- Kategori
- Sosyoloji
Ne yapmaya çalışıyorlar bize?
Evet ben uzun bir süredir bu soruyu düşünüyorum. Sahi ne yapmaya çalışıyorlar bize? Kim olduklarını da tam bilmiyoruz ama birileri çok yoğun bir çaba ile bize Türk halkına birşeyler yapmaya çalışıyor. Bunu da öyle güzel yapıyorlar ki neredeyse hiç farkına varmadan bu oyunun birer parçası oluyoruz yavaş yavaş.
Sabah kalkıyoruz, daha ' aman ne kadar güzel bir gün' demeye kalmadan gazetede haberler; cinayetler, tecavüzler, kapkaçlar, araya sıkıştırılmış sayın! hanımefendinin bilmem nesi kaç lira.... Böyle uzayıp giden, haber denilen ama aslında haklın psikolojisini derinden ve inceden zedeleyen, insanları karamsarlığa, güvensizliğe iten, yaşama sevincini körelten,karamsarlaştıran bir takım yazılar. Okuduklarınız sonucu aklınız karmakarışık, elinizden bir şey gelmediği için yüreğinizde tarifi imkansız bir sızı sakın 'bari televizyona bakayım' diye aklınızdan bile geçirmeyin.
Televizyon olayı ayrı bir Çin işkencesi haline geldi. Bence pek çok Tv çalışanı bu konuda özel eğitim alıyor. 'İnsan çıldırtma politikası' 'sınır zorlama eğitimi','canından bezdirme tatbikatı' filan diye kurslar var galiba.
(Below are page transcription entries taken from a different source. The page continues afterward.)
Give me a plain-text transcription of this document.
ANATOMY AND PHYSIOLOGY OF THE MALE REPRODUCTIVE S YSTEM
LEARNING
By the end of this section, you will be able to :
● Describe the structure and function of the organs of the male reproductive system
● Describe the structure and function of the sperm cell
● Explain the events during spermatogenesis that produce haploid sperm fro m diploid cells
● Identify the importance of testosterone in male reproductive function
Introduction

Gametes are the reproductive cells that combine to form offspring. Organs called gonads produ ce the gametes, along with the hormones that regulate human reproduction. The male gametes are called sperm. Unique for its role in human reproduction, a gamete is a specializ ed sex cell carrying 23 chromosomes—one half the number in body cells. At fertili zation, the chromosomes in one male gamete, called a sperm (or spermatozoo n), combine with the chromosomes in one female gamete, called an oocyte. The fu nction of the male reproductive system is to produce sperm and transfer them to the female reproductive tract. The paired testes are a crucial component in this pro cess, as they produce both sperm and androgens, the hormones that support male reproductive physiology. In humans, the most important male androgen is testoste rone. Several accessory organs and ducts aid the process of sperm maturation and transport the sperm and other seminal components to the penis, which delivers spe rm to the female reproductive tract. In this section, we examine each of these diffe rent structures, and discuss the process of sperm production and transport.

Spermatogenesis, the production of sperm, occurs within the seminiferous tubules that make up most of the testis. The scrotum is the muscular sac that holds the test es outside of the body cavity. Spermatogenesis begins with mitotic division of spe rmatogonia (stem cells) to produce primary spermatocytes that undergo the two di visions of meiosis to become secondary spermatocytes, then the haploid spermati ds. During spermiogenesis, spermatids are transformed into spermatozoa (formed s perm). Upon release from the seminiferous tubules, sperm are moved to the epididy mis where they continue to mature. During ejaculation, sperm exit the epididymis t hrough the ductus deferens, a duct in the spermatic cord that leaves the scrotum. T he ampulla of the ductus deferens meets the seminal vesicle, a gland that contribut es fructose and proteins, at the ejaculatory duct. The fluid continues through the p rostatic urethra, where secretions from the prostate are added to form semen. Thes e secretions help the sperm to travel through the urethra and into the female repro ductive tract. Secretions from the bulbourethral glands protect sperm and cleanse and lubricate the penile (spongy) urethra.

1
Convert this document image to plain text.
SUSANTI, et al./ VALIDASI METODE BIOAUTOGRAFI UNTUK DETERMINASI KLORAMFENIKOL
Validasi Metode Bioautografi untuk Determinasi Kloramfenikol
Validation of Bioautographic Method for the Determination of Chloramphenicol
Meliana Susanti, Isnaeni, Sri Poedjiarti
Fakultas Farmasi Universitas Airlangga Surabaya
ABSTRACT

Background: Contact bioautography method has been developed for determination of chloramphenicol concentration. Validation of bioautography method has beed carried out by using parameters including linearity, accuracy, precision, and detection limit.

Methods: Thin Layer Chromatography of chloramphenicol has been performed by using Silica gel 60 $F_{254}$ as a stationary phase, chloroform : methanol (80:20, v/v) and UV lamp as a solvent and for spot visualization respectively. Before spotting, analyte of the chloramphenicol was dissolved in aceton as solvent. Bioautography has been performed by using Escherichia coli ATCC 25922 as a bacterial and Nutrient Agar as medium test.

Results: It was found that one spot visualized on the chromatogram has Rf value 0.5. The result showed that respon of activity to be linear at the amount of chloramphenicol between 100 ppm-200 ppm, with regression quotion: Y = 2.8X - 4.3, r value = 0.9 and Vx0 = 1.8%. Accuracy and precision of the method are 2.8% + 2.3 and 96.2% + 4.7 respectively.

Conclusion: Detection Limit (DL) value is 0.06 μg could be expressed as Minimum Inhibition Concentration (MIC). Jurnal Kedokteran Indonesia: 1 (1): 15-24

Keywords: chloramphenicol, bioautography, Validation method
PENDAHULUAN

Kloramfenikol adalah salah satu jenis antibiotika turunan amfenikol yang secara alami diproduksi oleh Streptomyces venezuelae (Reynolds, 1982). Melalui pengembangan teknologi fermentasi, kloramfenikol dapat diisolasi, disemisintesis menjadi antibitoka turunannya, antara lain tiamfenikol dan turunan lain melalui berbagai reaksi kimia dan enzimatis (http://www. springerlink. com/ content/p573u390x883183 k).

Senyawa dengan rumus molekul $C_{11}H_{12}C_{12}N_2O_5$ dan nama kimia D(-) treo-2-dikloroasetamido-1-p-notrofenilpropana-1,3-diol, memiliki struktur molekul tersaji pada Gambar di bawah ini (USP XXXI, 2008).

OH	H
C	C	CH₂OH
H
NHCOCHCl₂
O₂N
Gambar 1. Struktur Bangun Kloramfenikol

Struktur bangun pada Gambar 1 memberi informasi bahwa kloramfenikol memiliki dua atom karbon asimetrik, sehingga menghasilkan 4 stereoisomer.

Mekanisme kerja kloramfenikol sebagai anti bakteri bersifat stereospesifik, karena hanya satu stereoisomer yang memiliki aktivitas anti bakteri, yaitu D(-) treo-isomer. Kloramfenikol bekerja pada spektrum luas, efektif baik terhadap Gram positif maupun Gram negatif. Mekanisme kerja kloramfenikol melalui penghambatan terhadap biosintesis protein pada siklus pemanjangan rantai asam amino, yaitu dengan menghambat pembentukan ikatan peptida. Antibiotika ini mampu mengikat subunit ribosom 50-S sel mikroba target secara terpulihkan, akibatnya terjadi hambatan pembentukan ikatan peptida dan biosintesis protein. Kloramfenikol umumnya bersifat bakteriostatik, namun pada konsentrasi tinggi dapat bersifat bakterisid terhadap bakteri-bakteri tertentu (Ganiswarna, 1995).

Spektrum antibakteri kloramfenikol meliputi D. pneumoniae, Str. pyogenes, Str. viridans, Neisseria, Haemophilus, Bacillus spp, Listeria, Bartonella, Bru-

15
Bir bakıyorsunuz bir takım insanlar hararetli hararetli tartışıyor, seyirci pür dikkat dinliyor ' işte bir memleket meselesi konuşuluyor' diye acıyorsunuz sesini.....Şok olup kalıyorsunu televizyonununuzun karşısında. Öyle hararetle tartışılan konu memleket meselesi haline gelmiş haklısınız ama memleket meselesi değil. Buyrun çıldırmak için bir bahane daha. Bilmem kim, bilmem kimi seviyor mu sevmiyor mu? Hafızanızı yokluyorsunuz 'iyi ama ben bunların yüzünü 4-5 senedir zaten görüp duruyordum, hala mi? diyorsunuz, derin bir 'töövvbeeee' çekip kanal değiştiriyorsunuz. Bu sefer yüksek eğitim almış ama muhtemelen akli dengesi yerinde olmayan bir sanatcı! bilge kişi konuşma yapıyor. Seyirci niteliğindeki vatandaşlar nasıl alkışlıyor sanırsınız Türkiyenin bir derdine çare oldu arkadaş. Aslında bana kalsa insan haklarını ihlal yani bir insanlık suçu, çünkü resmen aklı dengesi yerinde olmayan bir vatandaşla dalga geçilmekte ve bu bütün dünyanın gözleri önünde yapılmakta. Bu sefer tövbe çekmek de yetmiyor, sinir katsayınız artmış şekilde umudunuzu yitirmeden başka bir kanala geçiyorsunuz. O ne? Gelinim olur musundan bilmem kim ve bilmem kim askları için ne dedi? Allahım bu nasıl bir aşk ki, seneler geçti ne uzadı ne kısaldı? Yani sadece medyatik olmak adına o güzelim aşk böyle ayak altına alınmaz ki diyerek onları 4 sene önce bıraktığınız yerde bırakıp başka kanal deniyorsunuz son bir çaba.... Keşke denemeseydiniz... Neden olacak o kanal da diğerleriyle ağız birliği yapmış gibi abuk bir yayında. En iyisi hiç bakmamak galiba diyerek hadi o güzel dediğiniz güne başlayın bakalım başlayabiliyor musunuz?
Bunun bir de yorgun argın akşam eve dönmesi var. Hanı elinize kumandayı alıp 'ohhh' diyerek oturup açtığınız kanallarda ya abuk dizilere, ya da saygı deger! yorumcu kişiliklerle karşılaştığınız o saniyeler.... Hani 'ya bu manken değil miydi ne zaman yorumcu oldu' dediğiniz dakikalar.... Ama o konuya da girersem galiba benim de televizyon kanallarından farkım kalmayacak karamsarcılık konusunda. Akşam yayinlarinin dayanilmaz acisini baska yazıya bırakmak istiyorum günümüzü kurtarma anlamında :)
Bunları neden mi yazdım? Eğer yayın organları kişisel gelişimde önemli bir rol oynuyorsa ve bizim yayın organlarımız bu tarz yayın yapmaya devam ediyorsa, değişim adına hiç bir çaba sarfedilmiyor (hadi orta yaş kesimini geçtim) karamsar, geleceğinden korku ve kuşku duyan bir gençlik yetişiyorsa ve devlet, devlet olduğunu unutup bambaşka sevdalara yelken açtıysa biz mi bir şeyler yapıyoruz, yoksa başkaları mı bize bir şeyler yapıyor siz karar verin artık.